Molecular Descriptor	Value
HOMO	−8.489 eV
LUMO	3.537 eV
Energy gap (ΔE)	4.952 eV
Ionization potential (I)	8.489 eV
Electron affinity (E)	−3.537 eV
Chemical potential (μ)	−6.013 eV
Electronegativity (χ)	6.013 eV
Global hardness (σ)	2.476 eV
Global softness (η)	0.2019 eV−1
Electrophilicity (ω)	7.301 eV

.

3.8. Molecular Electrostatic Potential (MEP)

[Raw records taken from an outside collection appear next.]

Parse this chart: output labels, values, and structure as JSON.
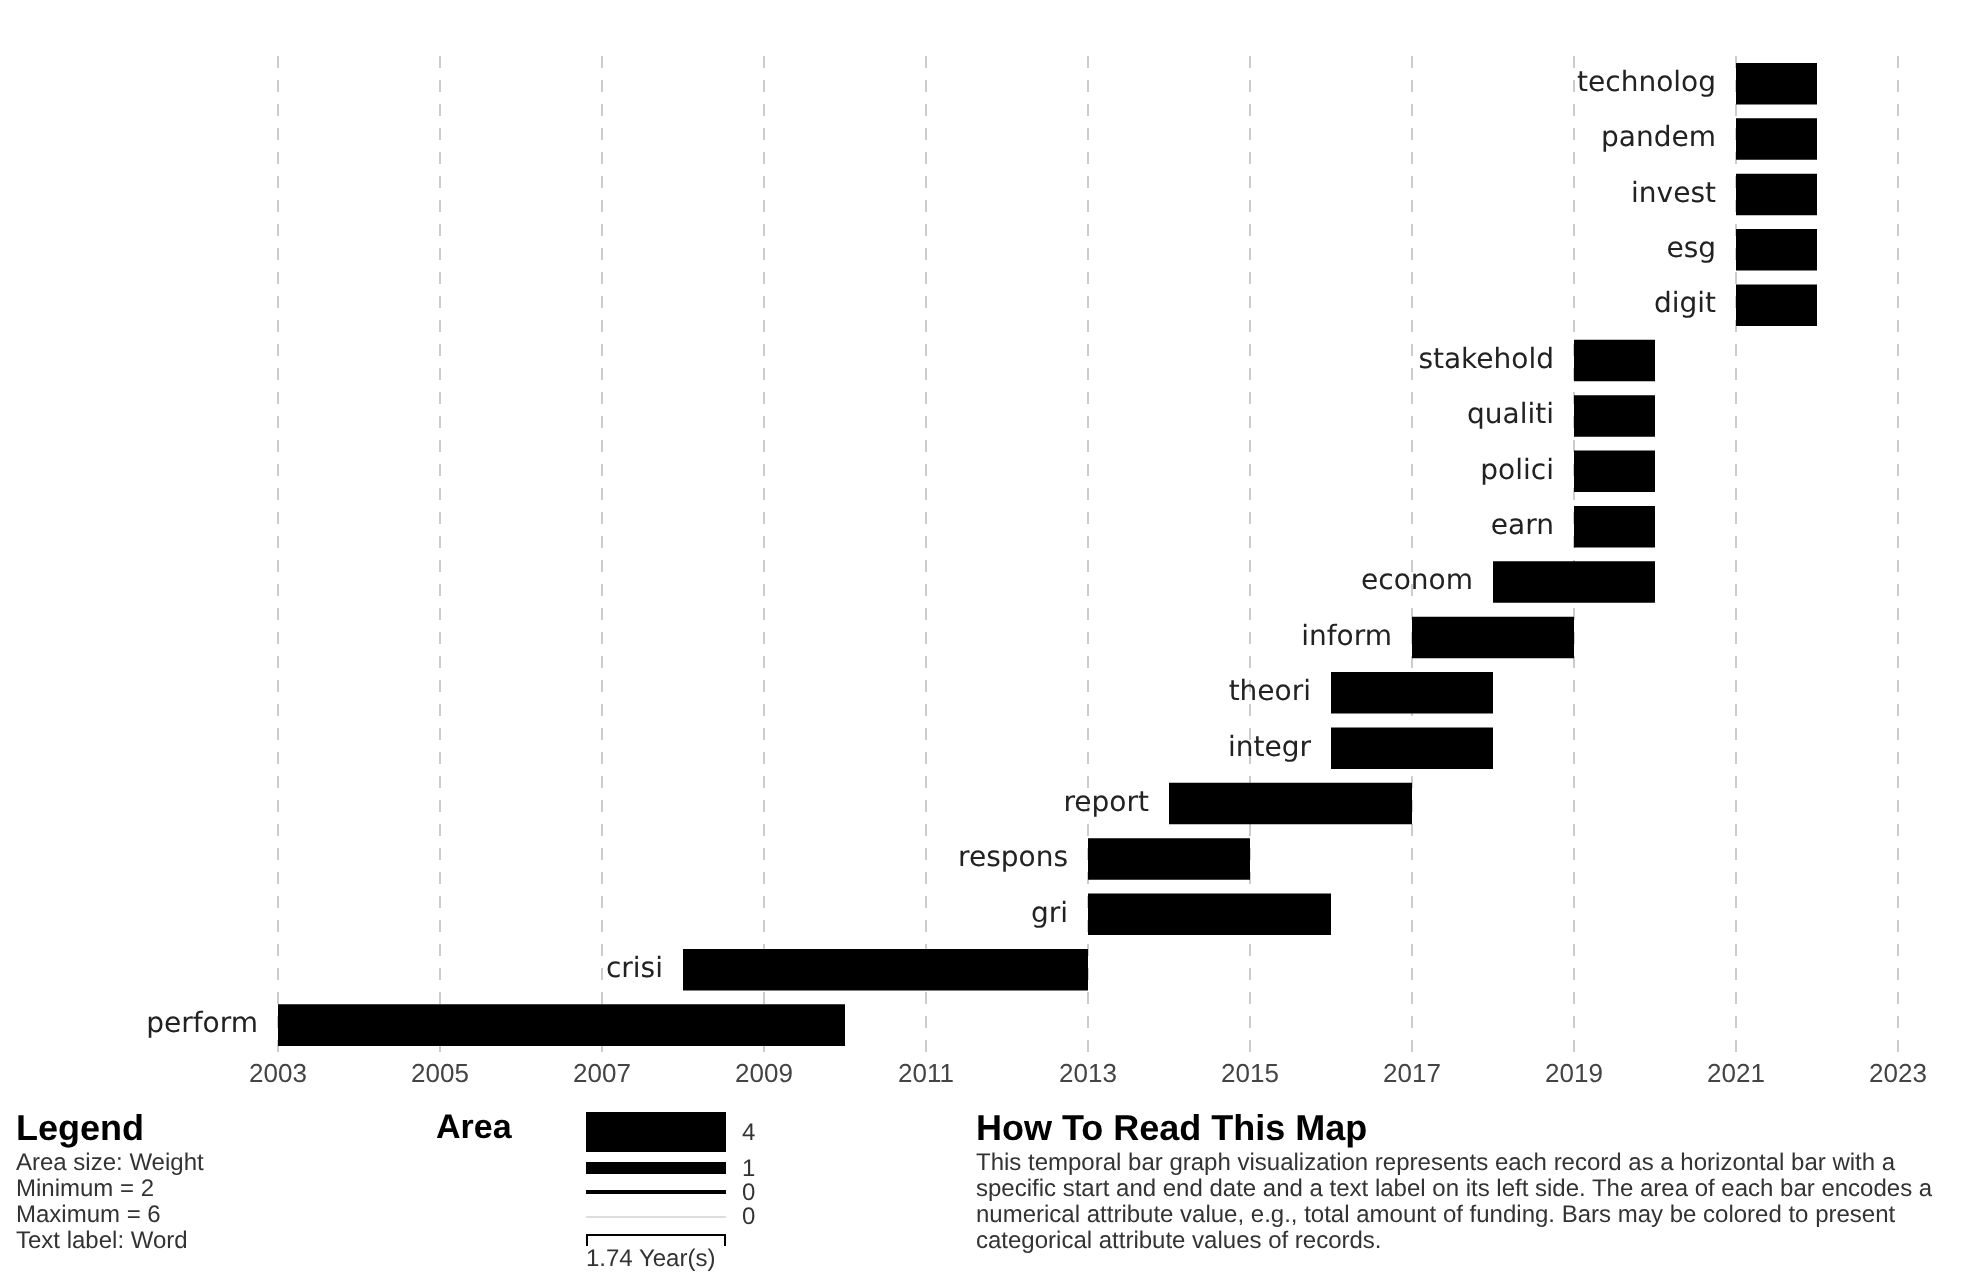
{
  "chart_data": {
    "type": "bar",
    "orientation": "horizontal",
    "categories": [
      "technolog",
      "pandem",
      "invest",
      "esg",
      "digit",
      "stakehold",
      "qualiti",
      "polici",
      "earn",
      "econom",
      "inform",
      "theori",
      "integr",
      "report",
      "respons",
      "gri",
      "crisi",
      "perform"
    ],
    "base": [
      2021,
      2021,
      2021,
      2021,
      2021,
      2019,
      2019,
      2019,
      2019,
      2018,
      2017,
      2016,
      2016,
      2014,
      2013,
      2013,
      2008,
      2003
    ],
    "values": [
      1,
      1,
      1,
      1,
      1,
      1,
      1,
      1,
      1,
      2,
      2,
      2,
      2,
      3,
      2,
      3,
      5,
      7
    ],
    "color": "#000000",
    "xlim": [
      2003,
      2023
    ],
    "xticks": [
      2003,
      2005,
      2007,
      2009,
      2011,
      2013,
      2015,
      2017,
      2019,
      2021,
      2023
    ],
    "grid": "x",
    "tick_labels": "x",
    "annotations": [
      "Legend",
      "Area size: Weight",
      "Minimum = 2",
      "Maximum = 6",
      "Text label: Word",
      "Area",
      "4",
      "1",
      "0",
      "0",
      "1.74 Year(s)",
      "How To Read This Map",
      "This temporal bar graph visualization represents each record as a horizontal bar with a specific start and end date and a text label on its left side. The area of each bar encodes a numerical attribute value, e.g., total amount of funding. Bars may be colored to present categorical attribute values of records."
    ]
  }
}
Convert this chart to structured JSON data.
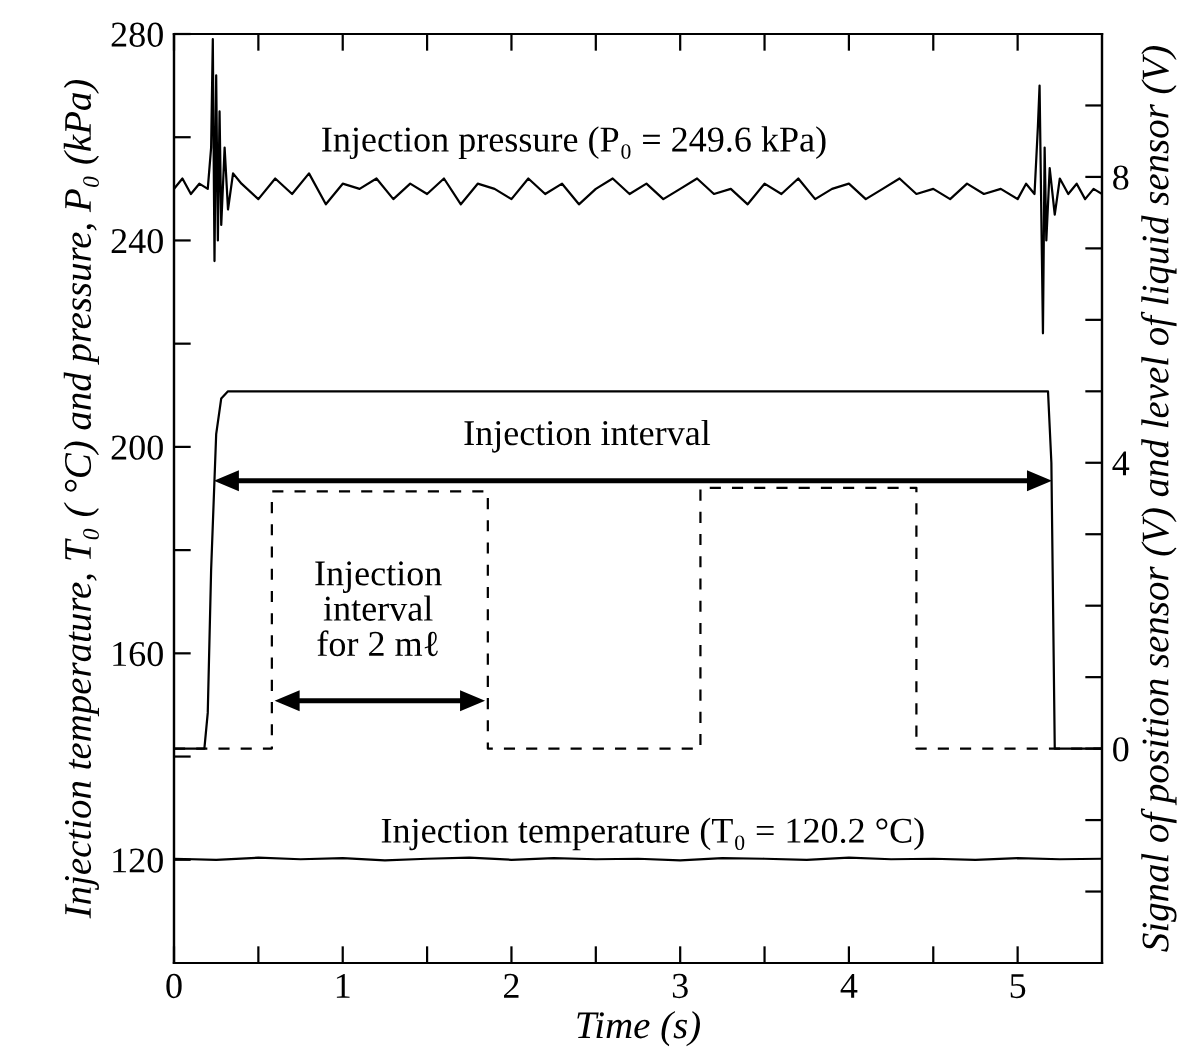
{
  "chart_data": {
    "type": "line",
    "xlabel": "Time (s)",
    "ylabel": "Injection temperature, T₀ ( °C) and pressure, P₀ (kPa)",
    "y2label": "Signal of position sensor (V) and level of liquid sensor (V)",
    "xlim": [
      0,
      5.5
    ],
    "xticks": [
      0,
      {
        "value": 0.5,
        "label": null
      },
      1,
      {
        "value": 1.5,
        "label": null
      },
      2,
      {
        "value": 2.5,
        "label": null
      },
      3,
      {
        "value": 3.5,
        "label": null
      },
      4,
      {
        "value": 4.5,
        "label": null
      },
      5
    ],
    "ylim": [
      100,
      280
    ],
    "yticks": [
      120,
      {
        "value": 140,
        "label": null
      },
      160,
      {
        "value": 180,
        "label": null
      },
      200,
      {
        "value": 220,
        "label": null
      },
      240,
      {
        "value": 260,
        "label": null
      },
      280
    ],
    "y2lim": [
      -3,
      10
    ],
    "y2ticks": [
      {
        "value": -2,
        "label": null
      },
      {
        "value": -1,
        "label": null
      },
      0,
      {
        "value": 1,
        "label": null
      },
      {
        "value": 2,
        "label": null
      },
      {
        "value": 3,
        "label": null
      },
      4,
      {
        "value": 5,
        "label": null
      },
      {
        "value": 6,
        "label": null
      },
      {
        "value": 7,
        "label": null
      },
      8,
      {
        "value": 9,
        "label": null
      }
    ],
    "grid": false,
    "series": [
      {
        "color": "#000000",
        "line_style": "solid",
        "x": [
          0,
          0.05,
          0.1,
          0.15,
          0.2,
          0.22,
          0.23,
          0.24,
          0.25,
          0.26,
          0.27,
          0.28,
          0.3,
          0.32,
          0.35,
          0.4,
          0.5,
          0.6,
          0.7,
          0.8,
          0.9,
          1.0,
          1.1,
          1.2,
          1.3,
          1.4,
          1.5,
          1.6,
          1.7,
          1.8,
          1.9,
          2.0,
          2.1,
          2.2,
          2.3,
          2.4,
          2.5,
          2.6,
          2.7,
          2.8,
          2.9,
          3.0,
          3.1,
          3.2,
          3.3,
          3.4,
          3.5,
          3.6,
          3.7,
          3.8,
          3.9,
          4.0,
          4.1,
          4.2,
          4.3,
          4.4,
          4.5,
          4.6,
          4.7,
          4.8,
          4.9,
          5.0,
          5.05,
          5.1,
          5.12,
          5.13,
          5.14,
          5.15,
          5.16,
          5.17,
          5.19,
          5.22,
          5.25,
          5.3,
          5.35,
          5.4,
          5.45,
          5.5
        ],
        "values": [
          250,
          252,
          249,
          251,
          250,
          258,
          279,
          236,
          272,
          240,
          265,
          243,
          258,
          246,
          253,
          251,
          248,
          252,
          249,
          253,
          247,
          251,
          250,
          252,
          248,
          251,
          249,
          252,
          247,
          251,
          250,
          248,
          252,
          249,
          251,
          247,
          250,
          252,
          249,
          251,
          248,
          250,
          252,
          249,
          250,
          247,
          251,
          249,
          252,
          248,
          250,
          251,
          248,
          250,
          252,
          249,
          250,
          248,
          251,
          249,
          250,
          248,
          251,
          249,
          262,
          270,
          246,
          222,
          258,
          240,
          254,
          245,
          252,
          249,
          251,
          248,
          250,
          249
        ]
      },
      {
        "color": "#000000",
        "line_style": "solid",
        "x": [
          0,
          0.25,
          0.5,
          0.75,
          1.0,
          1.25,
          1.5,
          1.75,
          2.0,
          2.25,
          2.5,
          2.75,
          3.0,
          3.25,
          3.5,
          3.75,
          4.0,
          4.25,
          4.5,
          4.75,
          5.0,
          5.25,
          5.5
        ],
        "values": [
          120.2,
          120.0,
          120.4,
          120.1,
          120.3,
          119.9,
          120.2,
          120.4,
          120.0,
          120.3,
          120.1,
          120.2,
          119.9,
          120.3,
          120.2,
          120.0,
          120.4,
          120.1,
          120.2,
          120.0,
          120.3,
          120.1,
          120.2
        ]
      },
      {
        "color": "#000000",
        "line_style": "solid",
        "axis": "y2",
        "x": [
          0,
          0.18,
          0.2,
          0.22,
          0.25,
          0.28,
          0.32,
          5.18,
          5.2,
          5.22,
          5.5
        ],
        "values": [
          0,
          0,
          0.5,
          2.5,
          4.4,
          4.9,
          5.0,
          5.0,
          4.0,
          0,
          0
        ]
      },
      {
        "color": "#000000",
        "line_style": "dashed",
        "axis": "y2",
        "x": [
          0,
          0.58,
          0.58,
          1.86,
          1.86,
          3.12,
          3.12,
          4.4,
          4.4,
          5.5
        ],
        "values": [
          0,
          0,
          3.6,
          3.6,
          0,
          0,
          3.65,
          3.65,
          0,
          0
        ]
      }
    ],
    "annotations": [
      "Injection pressure (P₀ = 249.6 kPa)",
      "Injection interval",
      "Injection\ninterval\nfor 2 mℓ",
      "Injection temperature (T₀ = 120.2 °C)"
    ]
  }
}
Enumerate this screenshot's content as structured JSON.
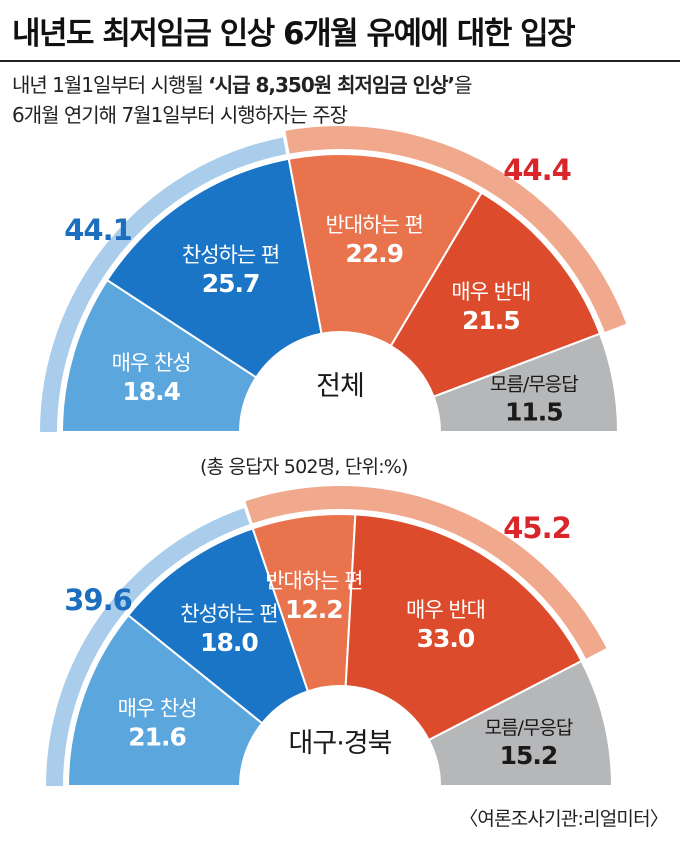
{
  "header": {
    "title": "내년도 최저임금 인상 6개월 유예에 대한 입장",
    "subtitle_line1_pre": "내년 1월1일부터 시행될 ",
    "subtitle_line1_bold": "‘시급 8,350원 최저임금 인상’",
    "subtitle_line1_post": "을",
    "subtitle_line2": "6개월 연기해 7월1일부터 시행하자는 주장"
  },
  "note": "(총 응답자 502명, 단위:%)",
  "source": "〈여론조사기관:리얼미터〉",
  "colors": {
    "strong_for": "#5aa6dd",
    "for": "#1a75c6",
    "against": "#e8734d",
    "strong_against": "#dd4b2d",
    "unknown": "#b6b7b9",
    "agree_band": "#a9cdea",
    "disagree_band": "#f0a98d",
    "agree_total_text": "#1b6fbe",
    "disagree_total_text": "#d8262a"
  },
  "chart_data": [
    {
      "type": "pie",
      "subtype": "semi-donut",
      "center_label": "전체",
      "categories": [
        "매우 찬성",
        "찬성하는 편",
        "반대하는 편",
        "매우 반대",
        "모름/무응답"
      ],
      "values": [
        18.4,
        25.7,
        22.9,
        21.5,
        11.5
      ],
      "value_labels": [
        "18.4",
        "25.7",
        "22.9",
        "21.5",
        "11.5"
      ],
      "totals": {
        "agree": 44.1,
        "disagree": 44.4
      },
      "total_labels": {
        "agree": "44.1",
        "disagree": "44.4"
      }
    },
    {
      "type": "pie",
      "subtype": "semi-donut",
      "center_label": "대구·경북",
      "categories": [
        "매우 찬성",
        "찬성하는 편",
        "반대하는 편",
        "매우 반대",
        "모름/무응답"
      ],
      "values": [
        21.6,
        18.0,
        12.2,
        33.0,
        15.2
      ],
      "value_labels": [
        "21.6",
        "18.0",
        "12.2",
        "33.0",
        "15.2"
      ],
      "totals": {
        "agree": 39.6,
        "disagree": 45.2
      },
      "total_labels": {
        "agree": "39.6",
        "disagree": "45.2"
      }
    }
  ]
}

The molecular electrostatic potential (MEP) map is a tool to analyze the charge distribution in the molecule. The MEP surface was generated using the Gaussian09 program [33] and is shown in Figure 10. The molecular electrostatic potential is represented by different colors. The value of potential increases, with red < orange < yellow < blue. The deep red areas indicate regions with a negative electrostatic potential and the blue sites indicate regions with a positive electrostatic potential. Figure 10 shows that an electropositive region (blue) is observed around the hydrogen atom and the negative region (red) is concentrated over the oxygen atom, indicating an electrophilic area.

4. Conclusions

The crystal compound was synthesized and the single crystal developed by means of the slow solvent evaporation technique using ethanol as a solvent. The compound was characterized using NMR and mass spectroscopy, and, finally, the molecular structure of the compound was confirmed by single crystal X-ray diffraction. In vitro α-glucosidase inhibition for the crystal compound was better than with the acarbose. A molecular docking study revealed that the probable binding interaction of molecule (3) with the protein target showed a low binding free energy, which prompted us to look for further experimental studies. The outcomes from in silico studies depicted that the molecule was able to inhibit the enzyme by interacting with the binding pocket residues. The molecule was stable throughout the simulation run of 100 ns, indicating that it can efficiently carry out the biological activity of enzyme inhibition The energy difference between the frontier molecular was 4.95 eV, which predicts the title molecule is kinetically stable. The molecular electrostatic potential surface revealed the electronegative and electropositive sites present around the oxygen and hydrogen atoms, respectively.